そんな中AARは、世界各地で地雷や不発弾の被害者を含む障害者への支援を行っています。会議のサイドイベントにおいて、堀越と山下はAARの支援活動について発表を行いました。特に被害の深刻な東南アジア地域での被害者支援に焦点を当てて、これまでラオスやカンボジア、ミャンマー(ビルマ)で実施してきたAARの地道な取り組みや経験、課題について報告するとともに、政府代表者や支援国に対して、被害者支援の重要性や、さらなる資金協力の必要性、NGOの活動を支える仕組みの改善を呼びかけました。

オスロの地で不発弾対策への思いを新たに

参加者に資料を手渡す堀越

会場に設置したブースで参加者にAARの活動について説明する東京事務局の堀越芳乃(右、2012年9月14日)

今回会議の開催されたオスロは、2008年にクラスター爆弾禁止条約の署名式が行われた街です。
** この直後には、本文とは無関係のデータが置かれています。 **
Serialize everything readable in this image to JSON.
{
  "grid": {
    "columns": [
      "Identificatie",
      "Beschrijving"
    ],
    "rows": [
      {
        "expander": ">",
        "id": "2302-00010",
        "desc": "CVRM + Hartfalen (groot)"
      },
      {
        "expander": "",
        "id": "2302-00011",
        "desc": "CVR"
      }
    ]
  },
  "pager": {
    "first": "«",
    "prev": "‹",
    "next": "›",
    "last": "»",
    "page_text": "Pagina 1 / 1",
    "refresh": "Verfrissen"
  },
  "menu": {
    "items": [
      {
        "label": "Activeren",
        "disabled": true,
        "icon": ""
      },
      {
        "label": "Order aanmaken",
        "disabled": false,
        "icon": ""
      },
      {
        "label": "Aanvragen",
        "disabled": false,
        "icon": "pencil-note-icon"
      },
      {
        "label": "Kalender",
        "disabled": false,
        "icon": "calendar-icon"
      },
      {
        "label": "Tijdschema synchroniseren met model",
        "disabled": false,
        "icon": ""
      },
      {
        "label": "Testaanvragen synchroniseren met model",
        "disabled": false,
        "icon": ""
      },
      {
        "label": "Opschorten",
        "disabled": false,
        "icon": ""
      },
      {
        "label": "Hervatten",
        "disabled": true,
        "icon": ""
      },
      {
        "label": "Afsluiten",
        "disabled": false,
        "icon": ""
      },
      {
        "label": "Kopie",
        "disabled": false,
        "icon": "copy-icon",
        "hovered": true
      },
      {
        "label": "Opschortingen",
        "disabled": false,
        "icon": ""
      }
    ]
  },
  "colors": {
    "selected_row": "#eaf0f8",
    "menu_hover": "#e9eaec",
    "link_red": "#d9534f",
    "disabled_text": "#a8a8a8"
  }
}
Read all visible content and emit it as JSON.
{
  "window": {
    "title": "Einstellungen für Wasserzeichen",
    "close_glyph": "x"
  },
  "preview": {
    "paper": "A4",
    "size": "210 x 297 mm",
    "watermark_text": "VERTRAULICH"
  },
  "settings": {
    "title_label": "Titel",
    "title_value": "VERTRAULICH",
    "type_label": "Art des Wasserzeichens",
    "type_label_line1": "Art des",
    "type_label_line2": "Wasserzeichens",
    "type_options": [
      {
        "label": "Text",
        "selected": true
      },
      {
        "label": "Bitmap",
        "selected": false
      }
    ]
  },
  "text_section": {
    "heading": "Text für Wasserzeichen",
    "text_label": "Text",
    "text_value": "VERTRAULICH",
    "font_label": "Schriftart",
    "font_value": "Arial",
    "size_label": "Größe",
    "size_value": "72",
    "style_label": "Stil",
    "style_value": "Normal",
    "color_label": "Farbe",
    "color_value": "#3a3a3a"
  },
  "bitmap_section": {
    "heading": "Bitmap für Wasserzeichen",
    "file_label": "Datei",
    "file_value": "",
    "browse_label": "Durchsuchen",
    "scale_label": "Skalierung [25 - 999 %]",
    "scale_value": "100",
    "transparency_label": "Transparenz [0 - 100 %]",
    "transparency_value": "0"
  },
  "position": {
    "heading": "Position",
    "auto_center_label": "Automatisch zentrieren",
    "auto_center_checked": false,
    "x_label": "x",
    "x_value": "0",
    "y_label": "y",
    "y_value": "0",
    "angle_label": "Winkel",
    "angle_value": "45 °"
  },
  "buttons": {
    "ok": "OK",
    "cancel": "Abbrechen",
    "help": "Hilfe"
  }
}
また、毎年ノーベル平和賞の授賞式が行われる都市でもあります。1997年の平和賞は地雷禁止国際キャンペーン(ICBL)とジョディ・ウィリアムズに与えられ、AAR理事長の長有紀枝もここで授賞式に出席しました。そのような特別な場所に立ってあらためて、地雷・不発弾対策の必要性を強く感じました。AARはこれからも、未来の被害者ゼロに向けた教育活動や、万が一事故に遭ってしまった場合に備えた応急処置研修、また充実した被害者支援を続けていきます。

【報告者】 記事掲載時のプロフィールです

ラオス・シェンクワン事務所 山下 祐美子

2010年10月よりラオス・シェンクワン駐在。大学卒業後、看護師として病院に勤務。その後、イギリスの大学院で保健システム管理について学び、帰国後AARへ。